I suspect that the easiest indication that we will get is from the changes to SNRM (and presumably SNRM per band), actual sync speed, and attainable sync speed - which should improve in a variety of ways while the attenuation (and attenuation per band) stays the same.
However, if UPBO stays in place, we might find that some of the increase in SNRM is used to offset a decrease in the transmit power instead. But some of the studies on vectoring suggest that UPBO can be turned off with vectoring - so we might see power increases too.
I wonder if it is worth creating some extra graphs to help document this. I'm thinking of a scatter graph, that plots the attenuation along the X axis, and the attainable speed along the Y-axis. Each point plotted on the scatter would represent the pair of (attenuation, attainable) at one instant in time.

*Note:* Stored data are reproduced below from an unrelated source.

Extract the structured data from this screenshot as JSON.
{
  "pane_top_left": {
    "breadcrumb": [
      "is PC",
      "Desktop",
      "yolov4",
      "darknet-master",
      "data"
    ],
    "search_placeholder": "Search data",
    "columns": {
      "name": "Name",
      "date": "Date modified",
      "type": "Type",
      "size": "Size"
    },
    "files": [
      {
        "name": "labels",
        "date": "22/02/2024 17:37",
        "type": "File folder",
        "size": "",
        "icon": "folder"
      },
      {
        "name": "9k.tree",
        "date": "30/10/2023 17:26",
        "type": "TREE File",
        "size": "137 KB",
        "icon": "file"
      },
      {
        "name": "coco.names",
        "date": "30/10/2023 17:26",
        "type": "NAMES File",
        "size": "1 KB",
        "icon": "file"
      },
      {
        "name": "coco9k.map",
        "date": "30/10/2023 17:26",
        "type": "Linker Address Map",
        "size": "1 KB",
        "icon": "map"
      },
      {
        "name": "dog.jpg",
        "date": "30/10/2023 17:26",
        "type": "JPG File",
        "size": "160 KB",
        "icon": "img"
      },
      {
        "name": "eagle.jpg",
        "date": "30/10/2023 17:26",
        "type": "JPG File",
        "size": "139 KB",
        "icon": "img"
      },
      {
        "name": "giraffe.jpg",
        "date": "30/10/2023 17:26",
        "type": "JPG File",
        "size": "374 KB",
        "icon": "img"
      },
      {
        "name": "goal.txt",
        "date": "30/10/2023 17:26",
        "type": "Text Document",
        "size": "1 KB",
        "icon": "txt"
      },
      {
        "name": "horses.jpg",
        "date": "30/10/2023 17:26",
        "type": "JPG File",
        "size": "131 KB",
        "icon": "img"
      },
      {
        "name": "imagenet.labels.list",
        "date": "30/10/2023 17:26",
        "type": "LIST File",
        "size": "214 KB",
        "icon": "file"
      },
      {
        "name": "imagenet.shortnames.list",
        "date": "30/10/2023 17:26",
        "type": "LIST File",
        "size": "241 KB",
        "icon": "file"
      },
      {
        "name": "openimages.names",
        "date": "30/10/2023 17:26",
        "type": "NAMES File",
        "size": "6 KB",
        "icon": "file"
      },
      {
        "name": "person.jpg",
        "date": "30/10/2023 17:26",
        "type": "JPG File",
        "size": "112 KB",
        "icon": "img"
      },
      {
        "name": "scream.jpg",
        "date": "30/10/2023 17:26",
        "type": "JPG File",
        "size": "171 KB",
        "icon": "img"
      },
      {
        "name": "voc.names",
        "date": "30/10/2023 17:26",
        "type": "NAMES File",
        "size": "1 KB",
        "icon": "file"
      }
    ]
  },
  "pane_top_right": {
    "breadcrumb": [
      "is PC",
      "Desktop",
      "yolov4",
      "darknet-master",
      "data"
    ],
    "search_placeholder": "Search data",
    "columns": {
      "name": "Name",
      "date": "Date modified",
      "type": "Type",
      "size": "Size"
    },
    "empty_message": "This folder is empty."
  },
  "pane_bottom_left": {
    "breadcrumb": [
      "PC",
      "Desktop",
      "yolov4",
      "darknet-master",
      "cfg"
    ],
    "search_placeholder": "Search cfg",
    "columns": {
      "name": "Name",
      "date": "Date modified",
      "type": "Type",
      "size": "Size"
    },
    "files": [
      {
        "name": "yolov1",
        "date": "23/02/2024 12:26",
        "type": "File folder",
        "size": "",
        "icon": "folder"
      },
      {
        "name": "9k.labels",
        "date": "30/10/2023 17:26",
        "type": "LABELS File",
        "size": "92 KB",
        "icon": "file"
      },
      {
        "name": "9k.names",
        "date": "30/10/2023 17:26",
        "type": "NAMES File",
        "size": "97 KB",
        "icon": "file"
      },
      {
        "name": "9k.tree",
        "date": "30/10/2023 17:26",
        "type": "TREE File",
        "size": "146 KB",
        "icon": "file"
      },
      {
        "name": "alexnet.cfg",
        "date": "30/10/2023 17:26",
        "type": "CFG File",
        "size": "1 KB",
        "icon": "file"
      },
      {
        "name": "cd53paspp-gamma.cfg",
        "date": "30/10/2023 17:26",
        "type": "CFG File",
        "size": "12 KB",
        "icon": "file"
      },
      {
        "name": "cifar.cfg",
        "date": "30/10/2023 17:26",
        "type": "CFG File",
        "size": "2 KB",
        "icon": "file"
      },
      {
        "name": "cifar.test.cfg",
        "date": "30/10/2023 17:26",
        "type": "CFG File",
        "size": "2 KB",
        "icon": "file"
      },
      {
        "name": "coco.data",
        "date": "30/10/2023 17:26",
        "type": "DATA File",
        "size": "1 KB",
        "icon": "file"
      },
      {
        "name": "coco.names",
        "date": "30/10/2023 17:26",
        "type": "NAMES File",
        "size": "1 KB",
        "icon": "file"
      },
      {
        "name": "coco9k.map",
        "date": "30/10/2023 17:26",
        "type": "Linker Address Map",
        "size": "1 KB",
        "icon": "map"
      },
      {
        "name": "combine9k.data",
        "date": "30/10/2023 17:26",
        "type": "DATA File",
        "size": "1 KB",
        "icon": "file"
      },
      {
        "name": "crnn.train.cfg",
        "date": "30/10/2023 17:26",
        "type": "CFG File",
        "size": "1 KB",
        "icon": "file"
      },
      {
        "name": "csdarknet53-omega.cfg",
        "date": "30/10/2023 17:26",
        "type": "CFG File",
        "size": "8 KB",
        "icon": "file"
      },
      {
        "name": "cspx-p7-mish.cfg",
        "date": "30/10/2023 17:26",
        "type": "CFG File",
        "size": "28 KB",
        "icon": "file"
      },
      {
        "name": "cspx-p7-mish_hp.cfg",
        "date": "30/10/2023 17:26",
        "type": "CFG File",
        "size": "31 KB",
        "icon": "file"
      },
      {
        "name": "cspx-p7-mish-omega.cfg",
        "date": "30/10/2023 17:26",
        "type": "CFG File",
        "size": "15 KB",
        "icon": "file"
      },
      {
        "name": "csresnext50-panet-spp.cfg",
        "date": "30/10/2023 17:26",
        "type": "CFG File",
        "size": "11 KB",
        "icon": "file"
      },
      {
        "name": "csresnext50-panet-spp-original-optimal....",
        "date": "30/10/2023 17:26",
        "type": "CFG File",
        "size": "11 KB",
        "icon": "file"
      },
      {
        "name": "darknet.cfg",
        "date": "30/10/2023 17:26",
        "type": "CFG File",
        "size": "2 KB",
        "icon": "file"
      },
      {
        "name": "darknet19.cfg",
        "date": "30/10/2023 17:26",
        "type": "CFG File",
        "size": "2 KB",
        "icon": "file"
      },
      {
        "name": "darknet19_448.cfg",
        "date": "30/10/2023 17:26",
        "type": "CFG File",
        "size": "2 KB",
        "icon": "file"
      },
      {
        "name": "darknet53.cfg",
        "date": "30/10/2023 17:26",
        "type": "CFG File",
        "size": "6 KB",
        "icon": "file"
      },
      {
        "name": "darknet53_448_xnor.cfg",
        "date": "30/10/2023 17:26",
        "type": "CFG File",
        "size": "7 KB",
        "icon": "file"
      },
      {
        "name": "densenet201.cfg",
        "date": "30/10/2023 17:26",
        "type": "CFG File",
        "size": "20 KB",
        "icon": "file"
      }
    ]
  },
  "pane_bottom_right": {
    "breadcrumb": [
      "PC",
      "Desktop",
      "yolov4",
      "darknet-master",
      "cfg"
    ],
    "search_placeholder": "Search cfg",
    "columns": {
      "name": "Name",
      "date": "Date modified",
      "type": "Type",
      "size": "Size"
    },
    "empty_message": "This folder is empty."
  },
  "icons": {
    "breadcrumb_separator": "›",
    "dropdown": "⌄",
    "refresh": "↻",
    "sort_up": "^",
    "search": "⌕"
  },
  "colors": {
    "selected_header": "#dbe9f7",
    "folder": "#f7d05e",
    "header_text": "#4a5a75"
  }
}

With one user, the accumulated points plotted would show the variation with crosstalk, followed, eventually by a jump as vectoring is introduced - and then variation after this point. However, all points would be on the same vertical line.
If the colour of the points was gradually adjusted over time (from light red to dark red, say), you'd get some idea of how the various points relate to time.
With multiple users results plotted onto one graph, you'd probably get a whole 2D space giving a clue as to the gains possible for vectoring over a variety of attenuations. Perhaps one day we could do the same with actual distance instead of attenuation.